A strong evidence for the Bible involves the hundreds of fulfilled prophecies. Detailed predictions about people, nations, and events were foretold centuries before they occurred, and their fulfillments have been historically verified.
For example, Isaiah prophesied that Babylon would conquer Judah (Isaiah 39:5–6). Isaiah’s prediction came true one hundred years later. Isaiah also correctly predicted that Babylon would be conquered by another nation (Isaiah 21:9). Then Isaiah identified by name the king who—150 years later—allowed Judah to rebuild Jerusalem (Isaiah 44:28).
At least 61 prophecies concerning the Messiah were fulfilled by Jesus. Skeptics say, “Jesus purposefully fulfilled those predictions.” Yet many of these prophecies were outside Jesus’ control: the place of His birth (Micah 5:2), the time of His birth (Daniel 9:25), the manner of His birth (Isaiah 7:14), the manner of His death (Psalm 22:16), and His burial (Isaiah 53:9). The chances of one person fulfilling just eight of those prophecies is 1 in 1,017.
The Bible’s Unity
Another evidence for Scripture is the unity of the Bible. Contrast the Bible with other religious books. Muslims believe Allah sent the angel Gabriel to Muhammad to reveal the Qur’an. Yet none of the Qur’an’s 114 suras focuses on a single theme. Mormons believe the angel Moroni gave Joseph Smith golden plates that became the Book of Mormon. Yet the Book of Mormon contains no historically verifiable facts, much less any fulfilled prophecies.
The Bible was written by around 40 authors over 1,500 years. Those who recorded God’s message were very diverse. David was a shepherd, Solomon was a monarch, Luke was a doctor, Paul was a rabbi, and Peter was a fisherman. Yet, despite its varying authors and settings, the Bible has a common theme. Genesis begins with mankind’s fall and need for redemption—a redemption that is accomplished in the Gospels and fully realized in Revelation. The only explanation for such unity in a book composed under such diverse circumstances is that there was a Divine Author who oversaw the final product.

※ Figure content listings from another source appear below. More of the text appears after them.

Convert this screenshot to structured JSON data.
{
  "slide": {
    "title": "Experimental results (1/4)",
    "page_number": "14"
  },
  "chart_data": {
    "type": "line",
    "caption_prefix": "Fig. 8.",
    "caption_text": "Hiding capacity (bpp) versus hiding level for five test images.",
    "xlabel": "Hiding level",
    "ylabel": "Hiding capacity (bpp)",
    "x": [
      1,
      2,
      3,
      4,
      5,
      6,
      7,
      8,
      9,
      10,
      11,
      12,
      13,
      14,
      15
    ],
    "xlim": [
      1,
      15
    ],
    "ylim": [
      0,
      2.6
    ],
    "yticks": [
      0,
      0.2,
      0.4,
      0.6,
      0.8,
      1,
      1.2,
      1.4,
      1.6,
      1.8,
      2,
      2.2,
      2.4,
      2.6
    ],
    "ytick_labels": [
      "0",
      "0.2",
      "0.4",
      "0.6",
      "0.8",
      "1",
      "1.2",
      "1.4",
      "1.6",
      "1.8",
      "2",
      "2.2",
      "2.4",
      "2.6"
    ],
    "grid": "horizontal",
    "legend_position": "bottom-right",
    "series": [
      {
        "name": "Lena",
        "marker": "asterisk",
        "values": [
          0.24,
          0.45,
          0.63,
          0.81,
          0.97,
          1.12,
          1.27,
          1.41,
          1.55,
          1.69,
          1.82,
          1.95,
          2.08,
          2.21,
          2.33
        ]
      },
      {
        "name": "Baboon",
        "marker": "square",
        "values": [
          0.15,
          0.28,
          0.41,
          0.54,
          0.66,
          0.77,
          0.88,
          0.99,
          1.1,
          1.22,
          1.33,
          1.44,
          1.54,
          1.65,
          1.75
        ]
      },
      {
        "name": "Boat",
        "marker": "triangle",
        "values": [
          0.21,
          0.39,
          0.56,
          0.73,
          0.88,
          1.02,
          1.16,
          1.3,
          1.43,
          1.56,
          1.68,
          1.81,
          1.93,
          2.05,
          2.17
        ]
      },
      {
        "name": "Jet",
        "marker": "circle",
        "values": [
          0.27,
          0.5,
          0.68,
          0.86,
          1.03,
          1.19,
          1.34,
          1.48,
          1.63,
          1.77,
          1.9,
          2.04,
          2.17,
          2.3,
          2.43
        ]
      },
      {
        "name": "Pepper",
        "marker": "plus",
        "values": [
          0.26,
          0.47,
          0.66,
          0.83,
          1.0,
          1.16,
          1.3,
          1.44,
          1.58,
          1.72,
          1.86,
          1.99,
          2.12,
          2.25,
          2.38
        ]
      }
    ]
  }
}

Early Acceptance of the Bible
Liberals used to argue that the New Testament was written long after the life of Jesus and was subject to embellishments. Yet scholars now accept that most of the New Testament was written within a few years of the events it reports and was widely accepted as fact, making the addition of fictitious events highly unlikely.
Furthermore, consider the extent to which the New Testament writers replaced the tenets of Judaism with new beliefs. Almost overnight, thousands of Jews radically altered their spiritual convictions and embraced an entirely new spiritual paradigm. The disciples were willing to endure imprisonment, torture, and death rather than recant that they had seen the resurrected Christ. Surely, if they had contrived a hoax, one of those men would have broken under such pressure. Instead, the disciples maintained their testimony until the end—a story that could have been dismissed had anyone been able to produce the body of Jesus. Yet the reality of Christ’s Resurrection was so quickly embraced that the disciples’ faith effectively toppled the Roman Empire.
Finally, consider the archeological evidence for the Scriptures. Many locations, names, and events have been confirmed by external sources, providing a strong argument for the truthfulness of the Bible. Space does not permit me to describe all the archaeological confirmations of biblical names, events, and locations. There has never been a single discovery that disproved any name, event, or location in the Bible.
God took the initiative in communicating His message to you for one reason: He loves you. And because God is all-powerful, you can rest assured that He has the ability and the motivation to make sure His message has been communicated to you without error. That is the best reason for knowing that the Bible is true.